# COGS 118A - Group 010 - Final Project

# Insert title here

## Group members

- David Soberanis
- Ernest Lin
- Felipe Lorenzi
- Shushruth Kallutla
- John (Morgan) Harrison

# Abstract 
This section should be short and clearly stated. It should be a single paragraph <200 words.  It should summarize: 
- what your goal/problem is
- what the data used represents 
- the solution/what you did
- major results you came up with (mention how results are measured) 

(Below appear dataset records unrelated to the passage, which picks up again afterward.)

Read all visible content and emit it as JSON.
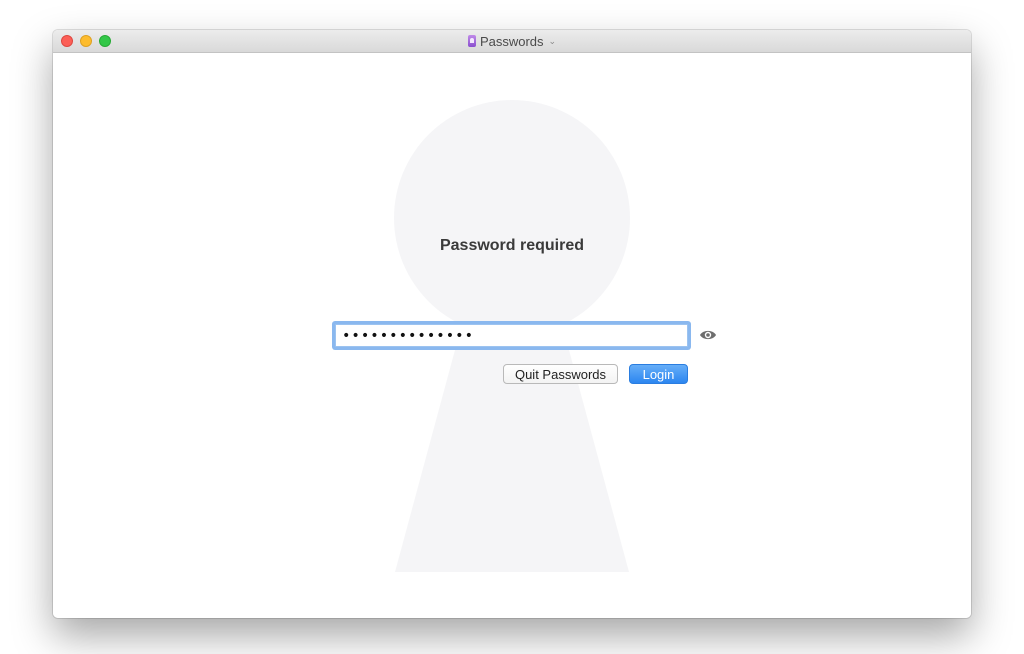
{
  "window": {
    "title": "Passwords",
    "title_chevron": "⌄"
  },
  "main": {
    "heading": "Password required",
    "password_field": {
      "value": "••••••••••••••",
      "type": "password"
    },
    "buttons": {
      "quit_label": "Quit Passwords",
      "login_label": "Login"
    }
  },
  "icons": {
    "app": "passwords-app-icon",
    "reveal": "eye-icon",
    "background": "keyhole-graphic"
  },
  "colors": {
    "close": "#fc5f57",
    "minimize": "#fdbc2e",
    "maximize": "#33c748",
    "accent": "#2c86f0",
    "focus_ring": "#8ab8ef",
    "keyhole": "#f5f5f7"
  }
}
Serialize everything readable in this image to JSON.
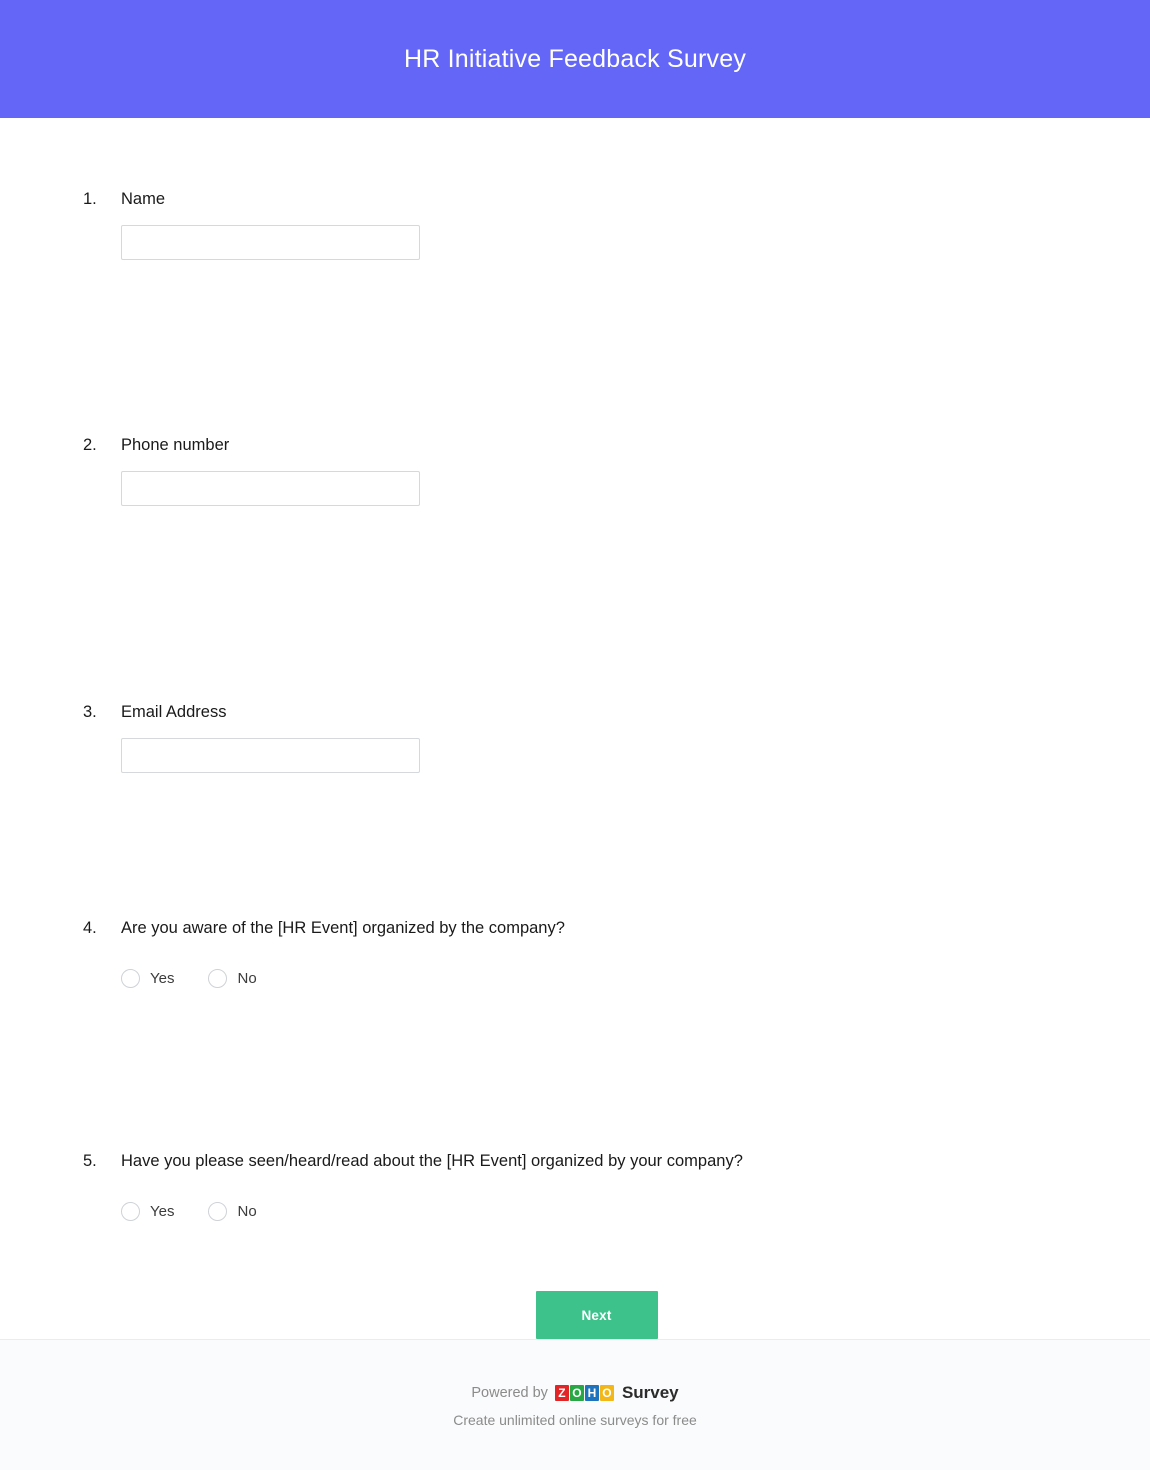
{
  "header": {
    "title": "HR Initiative Feedback Survey",
    "background_color": "#6366f7",
    "title_color": "#ffffff"
  },
  "questions": [
    {
      "number": "1.",
      "text": "Name",
      "type": "text",
      "value": "",
      "placeholder": ""
    },
    {
      "number": "2.",
      "text": "Phone number",
      "type": "text",
      "value": "",
      "placeholder": ""
    },
    {
      "number": "3.",
      "text": "Email Address",
      "type": "text",
      "value": "",
      "placeholder": ""
    },
    {
      "number": "4.",
      "text": "Are you aware of the [HR Event] organized by the company?",
      "type": "radio",
      "options": [
        {
          "label": "Yes",
          "selected": false
        },
        {
          "label": "No",
          "selected": false
        }
      ]
    },
    {
      "number": "5.",
      "text": "Have you please seen/heard/read about the [HR Event] organized by your company?",
      "type": "radio",
      "options": [
        {
          "label": "Yes",
          "selected": false
        },
        {
          "label": "No",
          "selected": false
        }
      ]
    }
  ],
  "actions": {
    "next_label": "Next",
    "next_color": "#3dc28b"
  },
  "footer": {
    "powered_by": "Powered by",
    "brand_letters": [
      "Z",
      "O",
      "H",
      "O"
    ],
    "brand_colors": [
      "#e42527",
      "#28a745",
      "#1e73be",
      "#f3b718"
    ],
    "product_name": "Survey",
    "tagline": "Create unlimited online surveys for free"
  }
}
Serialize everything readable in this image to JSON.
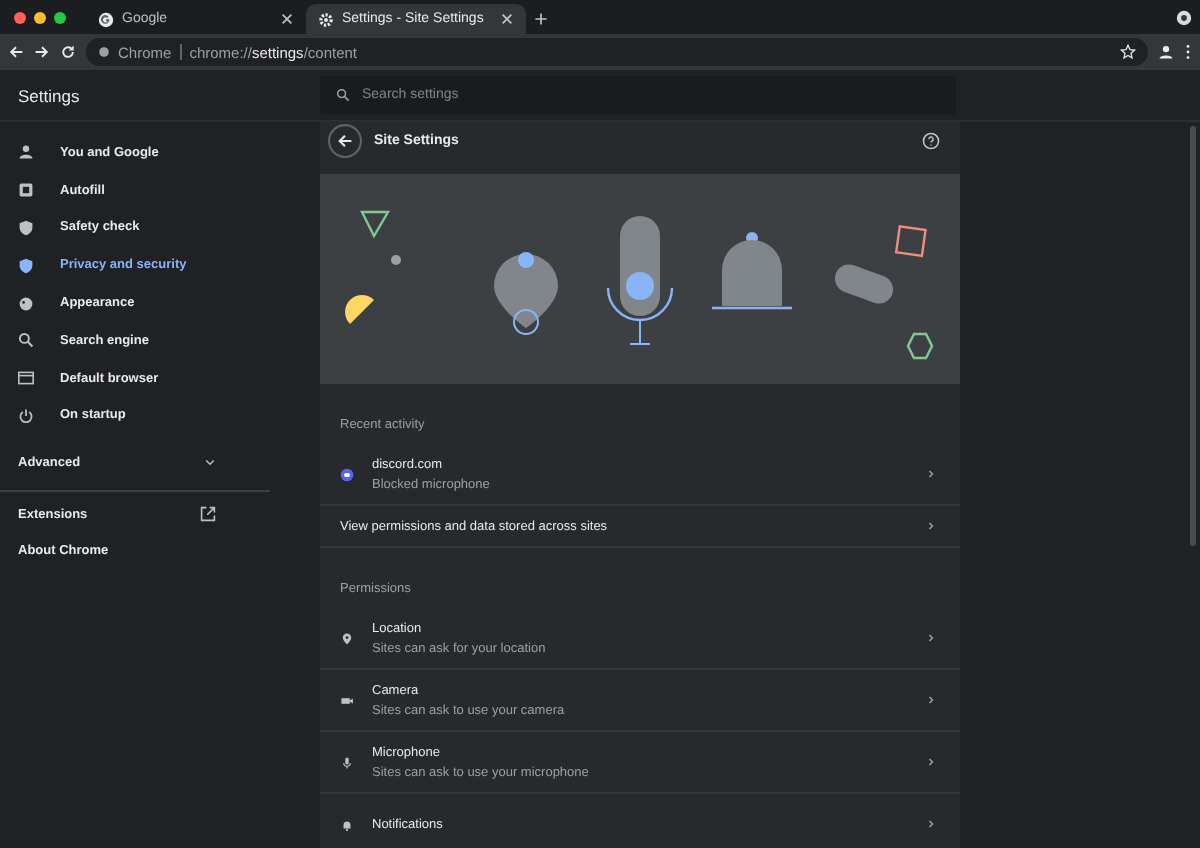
{
  "tabs": [
    {
      "title": "Google",
      "selected": false
    },
    {
      "title": "Settings - Site Settings",
      "selected": true
    }
  ],
  "toolbar": {
    "site_chip": "Chrome",
    "url": "chrome://**settings**/content"
  },
  "settings_header": {
    "title": "Settings",
    "search": {
      "placeholder": "Search settings"
    }
  },
  "sidebar": {
    "items": [
      {
        "label": "You and Google",
        "selected": false
      },
      {
        "label": "Autofill",
        "selected": false
      },
      {
        "label": "Safety check",
        "selected": false
      },
      {
        "label": "Privacy and security",
        "selected": true
      },
      {
        "label": "Appearance",
        "selected": false
      },
      {
        "label": "Search engine",
        "selected": false
      },
      {
        "label": "Default browser",
        "selected": false
      },
      {
        "label": "On startup",
        "selected": false
      }
    ],
    "advanced": {
      "label": "Advanced",
      "expanded": false
    },
    "links": [
      "Extensions",
      "About Chrome"
    ]
  },
  "page": {
    "title": "Site Settings",
    "sections": [
      {
        "heading": "Recent activity",
        "rows": [
          {
            "kind": "site",
            "title": "discord.com",
            "subtitle": "Blocked microphone"
          },
          {
            "kind": "link",
            "title": "View permissions and data stored across sites"
          }
        ]
      },
      {
        "heading": "Permissions",
        "rows": [
          {
            "kind": "permission",
            "title": "Location",
            "subtitle": "Sites can ask for your location"
          },
          {
            "kind": "permission",
            "title": "Camera",
            "subtitle": "Sites can ask to use your camera"
          },
          {
            "kind": "permission",
            "title": "Microphone",
            "subtitle": "Sites can ask to use your microphone"
          },
          {
            "kind": "permission",
            "title": "Notifications"
          }
        ]
      }
    ]
  }
}
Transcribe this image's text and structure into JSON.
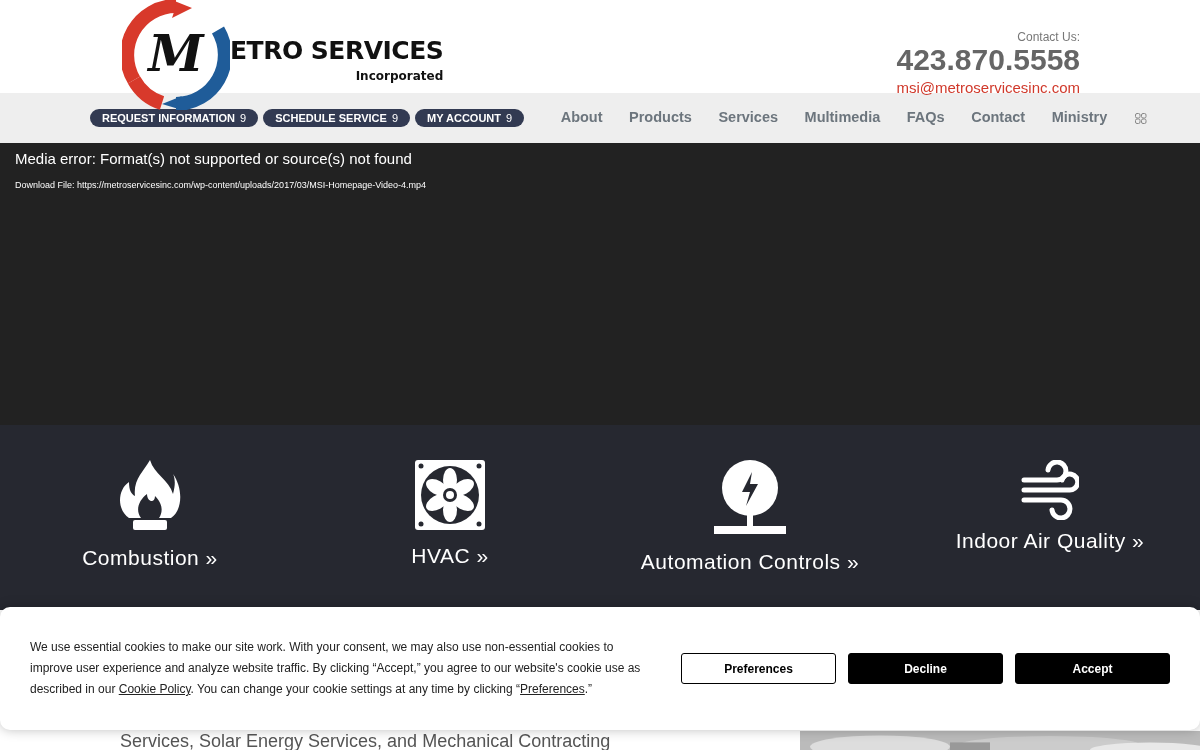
{
  "logo": {
    "letter": "M",
    "name": "ETRO SERVICES",
    "tagline": "Incorporated"
  },
  "contact": {
    "label": "Contact Us:",
    "phone": "423.870.5558",
    "email": "msi@metroservicesinc.com"
  },
  "action_buttons": [
    {
      "label": "REQUEST INFORMATION",
      "marker": "9"
    },
    {
      "label": "SCHEDULE SERVICE",
      "marker": "9"
    },
    {
      "label": "MY ACCOUNT",
      "marker": "9"
    }
  ],
  "nav": [
    "About",
    "Products",
    "Services",
    "Multimedia",
    "FAQs",
    "Contact",
    "Ministry"
  ],
  "media": {
    "error": "Media error: Format(s) not supported or source(s) not found",
    "download": "Download File: https://metroservicesinc.com/wp-content/uploads/2017/03/MSI-Homepage-Video-4.mp4"
  },
  "services": [
    {
      "kind": "flame",
      "label": "Combustion »"
    },
    {
      "kind": "fan",
      "label": "HVAC »"
    },
    {
      "kind": "bolt",
      "label": "Automation Controls »"
    },
    {
      "kind": "wind",
      "label": "Indoor Air Quality »"
    }
  ],
  "page_text": "Services, Solar Energy Services, and Mechanical Contracting",
  "cookie": {
    "text_parts": [
      "We use essential cookies to make our site work. With your consent, we may also use non-essential cookies to improve user experience and analyze website traffic. By clicking “Accept,” you agree to our website's cookie use as described in our ",
      ". You can change your cookie settings at any time by clicking “",
      ".”"
    ],
    "links": [
      "Cookie Policy",
      "Preferences"
    ],
    "buttons": [
      {
        "kind": "outline",
        "label": "Preferences"
      },
      {
        "kind": "solid",
        "label": "Decline"
      },
      {
        "kind": "solid",
        "label": "Accept"
      }
    ]
  }
}
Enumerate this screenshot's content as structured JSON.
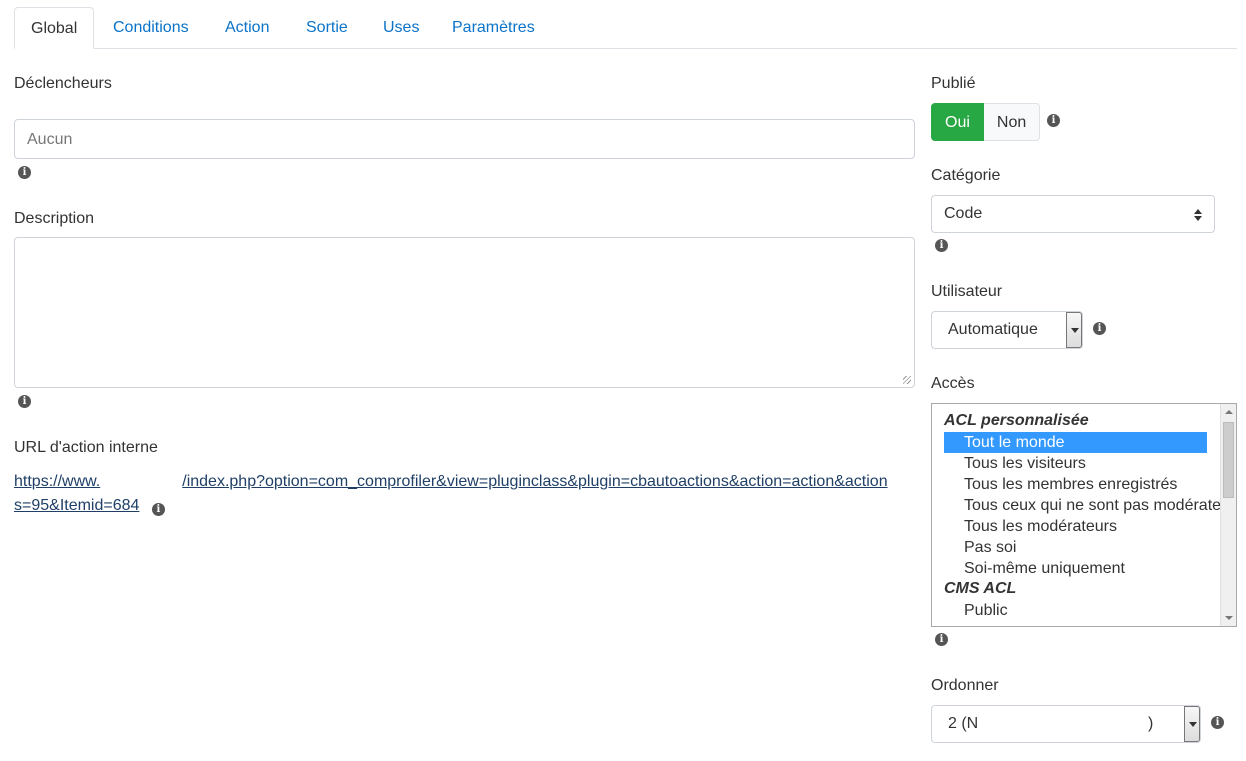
{
  "tabs": [
    "Global",
    "Conditions",
    "Action",
    "Sortie",
    "Uses",
    "Paramètres"
  ],
  "left": {
    "triggers_label": "Déclencheurs",
    "triggers_placeholder": "Aucun",
    "description_label": "Description",
    "url_label": "URL d'action interne",
    "url_line1_start": "https://www.",
    "url_line1_end": "/index.php?option=com_comprofiler&view=pluginclass&plugin=cbautoactions&action=action&action",
    "url_line2": "s=95&Itemid=684"
  },
  "right": {
    "published_label": "Publié",
    "published_yes": "Oui",
    "published_no": "Non",
    "category_label": "Catégorie",
    "category_value": "Code",
    "user_label": "Utilisateur",
    "user_value": "Automatique",
    "access_label": "Accès",
    "access_groups": [
      {
        "name": "ACL personnalisée",
        "items": [
          "Tout le monde",
          "Tous les visiteurs",
          "Tous les membres enregistrés",
          "Tous ceux qui ne sont pas modérateurs",
          "Tous les modérateurs",
          "Pas soi",
          "Soi-même uniquement"
        ]
      },
      {
        "name": "CMS ACL",
        "items": [
          "Public"
        ]
      }
    ],
    "access_selected": "Tout le monde",
    "order_label": "Ordonner",
    "order_value": "2 (N",
    "order_value_end": ")"
  },
  "icons": {
    "info": "info-circle-icon"
  },
  "colors": {
    "accent": "#0b73c8",
    "toggle_on": "#28a745",
    "selection": "#3399ff"
  }
}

__NB:__ this final project form is much more report-like than the proposal and the checkpoint. Think in terms of writing a paper with bits of code in the middle to make the plots/tables

# Background

Musical genres are often umbrella terms which group songs with very distinct styles. However, some features, such as the rhythm, construction of the drum beat, instrumentation, presence of vocals, and others, can be useful for correctly classifying the genre of a song <a name="biss"></a>[<sup>[1]</sup>](#bissnote). According to some, the classification of genres is often socially-driven, rather than based on the features of the songs themselves, placing songs into genres with the intention of targeting specific groups of listeners and making profit <a name="tagg"></a>[<sup>[2]</sup>](#taggnote) <a name="greenberg"></a>[<sup>[3]</sup>](#greenbergnote).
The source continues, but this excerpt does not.